The study was prepared before Amazon announced that half of the HQ2 is going to New York City, and half will go to National Landing in Arlington and Alexandria, Virginia. Nonetheless, the findings are still informative and most of the numbers are scaleable, says Jeannette Chapman, Deputy Director of the Fuller Institute.
Amazon’s half-HQ2 will add about 25,000 jobs and 100,000 new residents by 2030, and Virginia could incentivize up to 37,850 jobs by 2034. That's undoubtedly still a lot of new people.
Still, the original estimates (another 50,000 people) only represent a small fraction (6-13%) of the overall growth we have experienced over the last 20 years. Accordingly, rents should continue to rise, but Amazon’s role in the increases will be indiscernible, the study shows.
The report goes on to state that “[a]dditional supply would mitigate any price increases that would occur for the existing housing stock [...] If supply constraints continue, prices will likely rise faster than historic norms, although a relatively small share of this rise would be HQ2-specific.”
These new workers would likely spread around the region. As a result of HQ2 and indirect jobs, the Fuller Institute estimates that the largest share of new residents—nearly 25,000 in their estimates, now about half that—will move to Fairfax. Arlington will add 9,000 (now 4,500 by 2030) new households, and Loudoun, Prince William, and DC will each add at least 5,000 households (now 2,500 by 2030) each.
Beyond the regional disbursement of new residents, several other factors could help ease the existing crunch.
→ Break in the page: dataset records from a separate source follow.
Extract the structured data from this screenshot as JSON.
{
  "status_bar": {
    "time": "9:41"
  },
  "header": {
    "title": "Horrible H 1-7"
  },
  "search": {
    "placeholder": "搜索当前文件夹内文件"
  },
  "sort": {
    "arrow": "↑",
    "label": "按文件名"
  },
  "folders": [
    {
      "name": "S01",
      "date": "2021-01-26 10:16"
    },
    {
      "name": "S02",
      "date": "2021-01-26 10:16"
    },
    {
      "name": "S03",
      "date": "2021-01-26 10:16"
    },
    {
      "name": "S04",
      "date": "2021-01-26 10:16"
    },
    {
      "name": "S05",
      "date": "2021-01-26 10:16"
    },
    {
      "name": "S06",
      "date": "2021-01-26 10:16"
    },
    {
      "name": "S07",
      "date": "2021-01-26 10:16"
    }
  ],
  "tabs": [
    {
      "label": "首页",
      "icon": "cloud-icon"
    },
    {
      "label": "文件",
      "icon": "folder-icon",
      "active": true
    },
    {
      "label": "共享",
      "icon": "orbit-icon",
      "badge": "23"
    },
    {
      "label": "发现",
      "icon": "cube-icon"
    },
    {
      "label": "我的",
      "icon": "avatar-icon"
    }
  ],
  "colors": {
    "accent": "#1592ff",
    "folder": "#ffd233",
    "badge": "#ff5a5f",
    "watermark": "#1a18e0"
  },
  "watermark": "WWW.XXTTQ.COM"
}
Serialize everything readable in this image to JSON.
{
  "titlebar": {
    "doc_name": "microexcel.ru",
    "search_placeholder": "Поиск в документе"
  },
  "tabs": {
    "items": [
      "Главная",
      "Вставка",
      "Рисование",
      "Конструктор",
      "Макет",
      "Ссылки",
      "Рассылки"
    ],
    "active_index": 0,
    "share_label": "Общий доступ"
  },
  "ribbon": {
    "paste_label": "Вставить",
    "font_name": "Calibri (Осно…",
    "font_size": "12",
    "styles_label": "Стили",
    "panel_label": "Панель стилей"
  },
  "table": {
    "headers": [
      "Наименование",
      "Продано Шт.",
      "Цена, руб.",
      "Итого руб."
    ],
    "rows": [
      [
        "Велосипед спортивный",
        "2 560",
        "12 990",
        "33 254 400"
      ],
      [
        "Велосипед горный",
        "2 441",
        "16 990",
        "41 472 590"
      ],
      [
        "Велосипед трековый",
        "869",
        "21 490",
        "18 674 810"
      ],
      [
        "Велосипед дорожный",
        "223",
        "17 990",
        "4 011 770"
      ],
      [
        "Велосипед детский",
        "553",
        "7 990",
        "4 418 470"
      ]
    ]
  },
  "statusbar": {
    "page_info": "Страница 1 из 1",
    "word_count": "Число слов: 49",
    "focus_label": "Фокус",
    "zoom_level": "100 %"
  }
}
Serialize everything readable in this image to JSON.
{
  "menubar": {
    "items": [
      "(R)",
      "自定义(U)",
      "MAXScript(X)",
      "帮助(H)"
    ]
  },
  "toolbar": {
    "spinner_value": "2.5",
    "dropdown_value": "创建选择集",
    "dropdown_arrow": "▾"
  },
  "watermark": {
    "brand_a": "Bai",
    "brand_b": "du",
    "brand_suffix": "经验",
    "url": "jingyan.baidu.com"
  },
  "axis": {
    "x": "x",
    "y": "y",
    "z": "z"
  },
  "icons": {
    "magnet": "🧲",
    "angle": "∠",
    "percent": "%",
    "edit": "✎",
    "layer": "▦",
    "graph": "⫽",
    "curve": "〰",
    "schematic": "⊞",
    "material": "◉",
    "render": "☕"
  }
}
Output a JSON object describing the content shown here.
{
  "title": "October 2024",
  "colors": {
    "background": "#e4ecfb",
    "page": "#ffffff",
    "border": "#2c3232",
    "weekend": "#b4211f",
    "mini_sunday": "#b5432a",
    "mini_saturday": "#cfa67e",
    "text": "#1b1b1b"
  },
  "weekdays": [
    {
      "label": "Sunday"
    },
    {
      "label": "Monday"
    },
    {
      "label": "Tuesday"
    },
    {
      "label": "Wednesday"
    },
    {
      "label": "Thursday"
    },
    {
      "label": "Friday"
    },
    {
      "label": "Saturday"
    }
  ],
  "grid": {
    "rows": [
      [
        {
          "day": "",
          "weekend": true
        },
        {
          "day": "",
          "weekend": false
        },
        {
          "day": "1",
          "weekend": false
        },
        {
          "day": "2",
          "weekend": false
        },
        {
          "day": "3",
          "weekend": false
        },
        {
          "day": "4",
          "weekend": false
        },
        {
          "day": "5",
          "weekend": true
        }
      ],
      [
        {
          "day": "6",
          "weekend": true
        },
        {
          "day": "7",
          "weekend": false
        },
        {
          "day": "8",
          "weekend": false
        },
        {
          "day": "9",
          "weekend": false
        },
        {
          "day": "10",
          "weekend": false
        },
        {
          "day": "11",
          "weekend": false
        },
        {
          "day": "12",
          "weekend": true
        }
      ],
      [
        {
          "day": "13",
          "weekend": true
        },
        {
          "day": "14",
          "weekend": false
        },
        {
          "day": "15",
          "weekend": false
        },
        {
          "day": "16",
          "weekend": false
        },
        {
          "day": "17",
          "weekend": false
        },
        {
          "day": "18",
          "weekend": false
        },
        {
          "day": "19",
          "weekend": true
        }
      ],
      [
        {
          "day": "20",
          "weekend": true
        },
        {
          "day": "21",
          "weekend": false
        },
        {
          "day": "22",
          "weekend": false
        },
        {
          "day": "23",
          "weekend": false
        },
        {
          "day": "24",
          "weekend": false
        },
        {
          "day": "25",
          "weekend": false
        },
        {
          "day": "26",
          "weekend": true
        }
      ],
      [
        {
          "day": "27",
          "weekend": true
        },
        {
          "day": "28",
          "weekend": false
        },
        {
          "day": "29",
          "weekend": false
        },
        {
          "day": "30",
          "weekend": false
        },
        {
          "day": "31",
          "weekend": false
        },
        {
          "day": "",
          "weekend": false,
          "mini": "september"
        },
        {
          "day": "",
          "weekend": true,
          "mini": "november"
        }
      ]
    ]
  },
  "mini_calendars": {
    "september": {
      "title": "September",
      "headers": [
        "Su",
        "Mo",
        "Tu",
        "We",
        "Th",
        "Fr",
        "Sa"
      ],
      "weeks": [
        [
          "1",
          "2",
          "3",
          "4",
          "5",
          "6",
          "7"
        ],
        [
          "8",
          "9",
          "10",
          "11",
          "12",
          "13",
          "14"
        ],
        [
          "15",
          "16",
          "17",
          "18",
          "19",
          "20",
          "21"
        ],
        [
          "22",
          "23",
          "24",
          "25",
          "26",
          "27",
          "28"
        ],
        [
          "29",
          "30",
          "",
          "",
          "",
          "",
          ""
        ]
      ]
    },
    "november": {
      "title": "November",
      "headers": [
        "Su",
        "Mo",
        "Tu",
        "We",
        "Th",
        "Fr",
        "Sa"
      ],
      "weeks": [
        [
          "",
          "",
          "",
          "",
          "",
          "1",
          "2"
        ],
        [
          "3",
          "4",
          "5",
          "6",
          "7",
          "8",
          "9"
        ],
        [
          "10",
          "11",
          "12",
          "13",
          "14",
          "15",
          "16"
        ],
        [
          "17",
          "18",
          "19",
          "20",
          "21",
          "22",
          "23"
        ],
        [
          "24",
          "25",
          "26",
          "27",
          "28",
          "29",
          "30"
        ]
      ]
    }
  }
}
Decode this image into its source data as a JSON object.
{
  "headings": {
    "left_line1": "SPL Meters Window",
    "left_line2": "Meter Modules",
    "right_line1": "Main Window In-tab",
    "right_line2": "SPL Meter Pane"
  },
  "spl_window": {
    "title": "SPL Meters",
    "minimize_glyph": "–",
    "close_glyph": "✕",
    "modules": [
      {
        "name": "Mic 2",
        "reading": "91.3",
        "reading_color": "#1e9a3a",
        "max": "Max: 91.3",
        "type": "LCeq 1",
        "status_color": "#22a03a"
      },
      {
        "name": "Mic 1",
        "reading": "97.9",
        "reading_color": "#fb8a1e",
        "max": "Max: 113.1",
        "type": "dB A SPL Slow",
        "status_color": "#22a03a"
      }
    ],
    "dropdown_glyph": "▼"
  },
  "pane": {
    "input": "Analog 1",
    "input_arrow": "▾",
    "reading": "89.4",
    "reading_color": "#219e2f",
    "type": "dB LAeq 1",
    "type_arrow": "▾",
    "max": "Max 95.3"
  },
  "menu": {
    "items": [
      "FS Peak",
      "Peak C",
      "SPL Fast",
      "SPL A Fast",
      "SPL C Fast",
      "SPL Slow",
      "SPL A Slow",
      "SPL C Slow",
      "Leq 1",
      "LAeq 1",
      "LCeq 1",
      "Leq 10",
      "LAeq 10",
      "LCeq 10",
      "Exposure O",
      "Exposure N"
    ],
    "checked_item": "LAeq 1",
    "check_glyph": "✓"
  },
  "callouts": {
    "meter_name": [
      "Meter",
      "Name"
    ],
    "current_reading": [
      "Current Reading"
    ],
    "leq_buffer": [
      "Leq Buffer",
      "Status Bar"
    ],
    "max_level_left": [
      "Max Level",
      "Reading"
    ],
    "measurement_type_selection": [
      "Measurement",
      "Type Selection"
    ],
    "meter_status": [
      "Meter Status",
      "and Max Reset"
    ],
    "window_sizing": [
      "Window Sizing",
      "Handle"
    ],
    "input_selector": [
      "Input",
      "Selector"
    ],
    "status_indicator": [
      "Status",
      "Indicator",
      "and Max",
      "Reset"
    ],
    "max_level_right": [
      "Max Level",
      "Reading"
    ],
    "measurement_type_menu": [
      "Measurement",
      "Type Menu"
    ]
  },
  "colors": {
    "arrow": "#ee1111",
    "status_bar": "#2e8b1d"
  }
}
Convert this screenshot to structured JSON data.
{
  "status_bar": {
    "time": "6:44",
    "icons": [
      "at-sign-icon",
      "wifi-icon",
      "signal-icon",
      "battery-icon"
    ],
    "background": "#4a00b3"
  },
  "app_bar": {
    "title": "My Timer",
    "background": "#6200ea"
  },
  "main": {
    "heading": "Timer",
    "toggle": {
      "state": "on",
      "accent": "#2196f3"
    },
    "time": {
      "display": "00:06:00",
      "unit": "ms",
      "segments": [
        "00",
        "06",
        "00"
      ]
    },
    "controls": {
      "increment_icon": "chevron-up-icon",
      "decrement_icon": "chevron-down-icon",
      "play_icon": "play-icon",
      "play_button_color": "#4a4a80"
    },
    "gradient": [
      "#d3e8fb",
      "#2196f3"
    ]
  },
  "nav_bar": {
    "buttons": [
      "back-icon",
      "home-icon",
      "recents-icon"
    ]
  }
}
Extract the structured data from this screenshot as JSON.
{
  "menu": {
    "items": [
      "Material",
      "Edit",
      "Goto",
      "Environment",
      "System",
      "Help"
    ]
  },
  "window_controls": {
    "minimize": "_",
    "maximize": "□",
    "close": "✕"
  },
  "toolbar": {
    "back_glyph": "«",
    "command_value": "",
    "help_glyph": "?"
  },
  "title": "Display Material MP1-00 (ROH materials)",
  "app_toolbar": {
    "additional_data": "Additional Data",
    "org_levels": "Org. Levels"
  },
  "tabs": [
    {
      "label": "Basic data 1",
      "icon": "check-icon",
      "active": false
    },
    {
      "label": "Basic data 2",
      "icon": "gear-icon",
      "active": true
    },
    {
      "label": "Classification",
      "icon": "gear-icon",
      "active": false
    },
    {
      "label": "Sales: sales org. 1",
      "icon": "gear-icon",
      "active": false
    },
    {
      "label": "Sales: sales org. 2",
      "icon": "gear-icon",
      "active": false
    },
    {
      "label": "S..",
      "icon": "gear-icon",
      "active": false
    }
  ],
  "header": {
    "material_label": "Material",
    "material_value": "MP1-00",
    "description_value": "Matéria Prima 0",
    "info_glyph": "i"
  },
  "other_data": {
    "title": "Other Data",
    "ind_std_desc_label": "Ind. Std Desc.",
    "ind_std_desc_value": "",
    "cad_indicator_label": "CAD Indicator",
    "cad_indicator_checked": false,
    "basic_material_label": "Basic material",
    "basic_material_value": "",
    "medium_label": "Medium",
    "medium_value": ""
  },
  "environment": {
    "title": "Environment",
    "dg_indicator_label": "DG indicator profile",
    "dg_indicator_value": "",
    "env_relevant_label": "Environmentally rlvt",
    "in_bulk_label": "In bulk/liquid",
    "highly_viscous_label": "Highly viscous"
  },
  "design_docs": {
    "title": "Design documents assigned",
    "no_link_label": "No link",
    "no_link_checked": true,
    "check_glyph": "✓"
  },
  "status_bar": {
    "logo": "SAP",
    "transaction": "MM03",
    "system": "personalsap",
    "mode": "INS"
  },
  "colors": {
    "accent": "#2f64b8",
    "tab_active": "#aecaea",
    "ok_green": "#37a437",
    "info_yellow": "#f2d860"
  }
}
The report notes that recent increases in the region’s housing supply have kept rent inflation largely in line with the national average.
Secondly, HQ2’s arrival will coincide with what could be a major shift in the housing market: Baby Boomers downsizing and relocating. If this shift does occur, it could result in more housing being available, thereby reducing demand on the region's supply of homes.
Third, Amazon’s employees will be more likely to rent or buy newly-constructed housing due to their high salaries, rather than competing with residents over the existing lower-cost housing supply.
One final point: housing supply matters. The study says, “While the HQ2 metrics indicate the degree of demand that it could generate, the supply of homes will also play a key role in determining future pricing. New home construction in the Washington region, while improving, continues to lag historic norms. If this pattern continues, housing prices may continue to rise faster than in the past relative to household growth, with or without HQ2. Builders may see HQ2 as an opportunity and increase production as a result.”
Ultimately, even with Amazon's increased presence, our region faces the same existing housing woes—a restricted supply of units that need to accommodate a growing population.